Le paradigme des cultural studies, qui repose sur une idéologie d’opposition hiérarchisante et verticale (élite/masse, instance de production/instance de réception), semble à relativiser, comme en témoigne la position commune émanant de plusieurs travaux. Ces derniers préfèrent à cette opposition renverser les modèles vers une vision plus horizontale, comme le préconisent Hervé Glévarec et Michel Pinet (2009), par exemple. L’enjeu de ces travaux consiste désormais à centrer notre regard non plus sur l’opposition, mais sur la mise en tension des conflits et de leur intensité, au sein des sphères publiques (Maigret et Macé, 2005, p. 52), ou sur la tension entre le pôle de production et celui de réception, telle que l’ont identifiée Amanda Rueda ou Joëlle Le Marec.
Le numérique a amoindri, dans notre société, un certain nombre de frontières, dont la nouvelle porosité est une problématique nodale des effets du numérique: porosité des frontières entre médias et culture, professionnels et amateurs, producteurs et auditeurs, à laquelle s’ajoutent les « frontières entre des pratiques cloisonnées (écrire pour alimenter un blog, etc.), frontières entre les interdictions éventuelles (regarder sur l’ordinateur ou en MP4 une émission de télévision interdite par les parents…), frontières entre espaces (privé et public), frontières entre les pratiques classiquement distinctives des garçons et des filles » (Octobre et Berthomier, 2011, p. 4). Pour mieux comprendre ce que le numérique a fait aux industries culturelles, nous proposons de revenir succinctement sur une typologie des bouleversements qu’a subis l’industrie musicale.

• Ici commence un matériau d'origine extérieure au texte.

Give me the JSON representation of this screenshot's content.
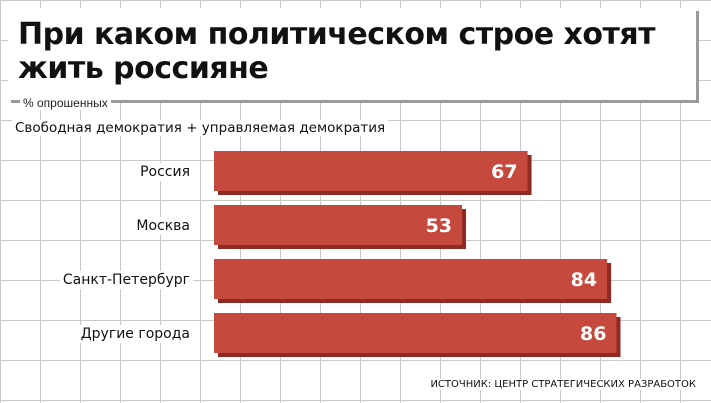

L’irruption des groupes de télécommunication, comme nouveaux acteurs de l’intermédiation, au sein de la chaîne de production, est venue concentrer les industries culturelles (Le Diberder et Chantepie, 2010, p. 82), parmi lesquels l’exemple de l’industrie musicale est criant . À cette époque, les vagues successives de mise en ligne des catalogues musicaux des différentes majors illustrent leur incapacité à s’associer autour d’une plateforme commune, réunissant l’ensemble des catalogues des majors, pour faire face à la montée du téléchargement illégal. Conséquemment, l’intermédiation s’est vu être rapidement accaparée par les télécoms (Fnac, Amazon, iTunes, etc.).
Panorama des recherches sur la musicalisation du quotidien
À présent que nous avons posé le cadre des mutations dues au numérique, du côté du pôle de production, intéressons-nous maintenant aux pratiques en réception, à travers la littérature scientifique sur le sujet.
Un certain nombre de travaux évoquant de manière centrale ou périphérique l’écoute musicale pense la musicalisation de notre quotidien, dans notre société occidentale, comme étant davantage un état de fait qu’un phénomène en construction : il y aurait « plus » de musique qu’avant. Cette monstration sans explication pose pourtant une double question. La première est de savoir quelles preuves nous avons, dans notre société contemporaine occidentale, et plus précisément française, pour affirmer que la musique est un objet ayant infiltré notre quotidien Si c’est le cas, sous quelles formes le fait-elle ? La seconde se tourne vers l’historicisation de ce phénomène : quelles « étapes » la musicalisation a-t-elle franchi ces dernières décennies, du fait de sa digitalisation ?
Nous aurions pu faire le choix de traiter de la question de la musicalisation dans une perspective historique large, en remontant aux premières formes de musicalisation de notre société occidentale. Mais, dans la mesure où notre recherche se focalise sur la question de l’écoute musicale, sous ses formes numériques, nous avons préféré dresser un panorama de l’existant, en articulant les phénomènes de musicalisation, au travers de ses résurgences médiatiques et des travaux de recherche qui s’y réfèrent. Pour autant, avant d’entrer au cœur de cet état des lieux de la littérature autour de l’écoute musicale, une mise en contextualisation nous paraissait structurante, pour comprendre ce panorama. En effet, si les MAP ont pu infiltrer notre quotidien c’est parce que, conjointement à son évolution du côté de la réception, historiquement et à plusieurs échelles, elles ont bénéficié d’une reconnaissance et d’une légitimation.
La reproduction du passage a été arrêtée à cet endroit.